These documents are the first significant release of data from Moderna’s COVID-19 clinical trials. They reveal the causes of deaths, serious adverse events, and instances of neurological disorders (such as Bell’s Palsy and Shingles) potentially associated with Moderna’s COVID-19 vaccine.
Importantly, these records also demonstrate the utter lack of thoroughness of these studies. Many of those who died after receiving the Moderna vaccine were not given an autopsy. According to one study, 16 individuals died after being administered the Moderna vaccine. The study’s authors indicated that out of those 16 deaths, only two autopsies were performed, five of the dead were not autopsied, and the autopsy status of nine of the dead was “unknown”.
There were numerous examples of participants with post-vaccination Bell’s Palsy and Shingles (Herpes Zoster). One 44 year-old female had “left side facial paralysis” just eight days after the second dose.

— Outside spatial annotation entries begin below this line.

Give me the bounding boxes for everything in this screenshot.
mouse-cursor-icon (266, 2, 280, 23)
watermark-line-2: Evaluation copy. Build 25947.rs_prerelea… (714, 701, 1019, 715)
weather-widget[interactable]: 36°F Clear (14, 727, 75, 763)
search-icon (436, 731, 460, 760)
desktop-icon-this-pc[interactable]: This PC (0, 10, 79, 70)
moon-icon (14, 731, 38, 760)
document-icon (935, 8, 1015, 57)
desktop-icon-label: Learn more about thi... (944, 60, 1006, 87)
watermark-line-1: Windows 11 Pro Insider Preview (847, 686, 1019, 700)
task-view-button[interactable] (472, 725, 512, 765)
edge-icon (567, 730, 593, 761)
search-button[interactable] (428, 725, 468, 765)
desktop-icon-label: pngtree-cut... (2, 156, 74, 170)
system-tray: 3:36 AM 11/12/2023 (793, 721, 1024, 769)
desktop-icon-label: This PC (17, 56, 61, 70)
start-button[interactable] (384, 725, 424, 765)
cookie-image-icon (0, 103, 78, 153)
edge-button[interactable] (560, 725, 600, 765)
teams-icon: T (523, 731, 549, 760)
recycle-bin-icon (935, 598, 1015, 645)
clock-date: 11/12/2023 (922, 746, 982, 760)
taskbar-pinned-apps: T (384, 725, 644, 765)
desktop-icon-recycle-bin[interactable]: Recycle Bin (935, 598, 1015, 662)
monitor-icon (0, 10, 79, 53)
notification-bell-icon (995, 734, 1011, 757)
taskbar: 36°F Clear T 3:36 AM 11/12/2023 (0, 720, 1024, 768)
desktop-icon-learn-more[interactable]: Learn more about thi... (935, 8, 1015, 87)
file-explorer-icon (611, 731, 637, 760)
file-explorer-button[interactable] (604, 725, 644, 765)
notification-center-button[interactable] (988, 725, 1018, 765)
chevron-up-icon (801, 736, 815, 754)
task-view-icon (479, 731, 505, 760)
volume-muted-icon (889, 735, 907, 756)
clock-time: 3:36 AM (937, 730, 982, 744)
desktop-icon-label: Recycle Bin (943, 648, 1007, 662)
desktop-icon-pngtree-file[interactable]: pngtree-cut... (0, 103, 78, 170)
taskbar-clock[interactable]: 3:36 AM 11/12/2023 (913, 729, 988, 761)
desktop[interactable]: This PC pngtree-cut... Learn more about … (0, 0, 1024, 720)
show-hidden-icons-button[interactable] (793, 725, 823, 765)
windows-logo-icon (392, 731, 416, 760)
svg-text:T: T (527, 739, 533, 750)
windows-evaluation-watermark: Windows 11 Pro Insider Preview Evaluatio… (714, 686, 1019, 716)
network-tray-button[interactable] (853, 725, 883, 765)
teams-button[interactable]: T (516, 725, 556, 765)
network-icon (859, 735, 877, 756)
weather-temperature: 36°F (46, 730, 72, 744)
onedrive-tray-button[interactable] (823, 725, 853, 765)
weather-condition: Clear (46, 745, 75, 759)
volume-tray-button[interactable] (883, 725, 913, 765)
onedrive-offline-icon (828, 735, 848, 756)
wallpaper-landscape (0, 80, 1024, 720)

Numerous vaccinated participants saw the onset of Shingles less than 10 days after vaccination.
Other key observations during the Moderna “studies” involved serious adverse events for those in the vaccinated groups. A number of participants experienced: myocardial infarction (heart attack); pulmonary embolism; spontaneous abortion/miscarriage; transient ischemic attack (TIA); and lymphoma. Subsequent analyses of reports from the FDA VAERS database, the Department of Defense’s DMED database, and European regulators showed heightened rates of these illnesses following administration of the Moderna vaccine.
And similar to their treatment of deaths post-vaccination, the studies seemed predestined to conclude that these serious adverse events – many of them life-threatening – were not related to the Moderna vaccine. It didn’t matter whether the adverse event occurred within days of vaccination. This creates serious doubt concerning the safety of the Moderna vaccine and the FDA’s standards and approval of the Moderna vaccine.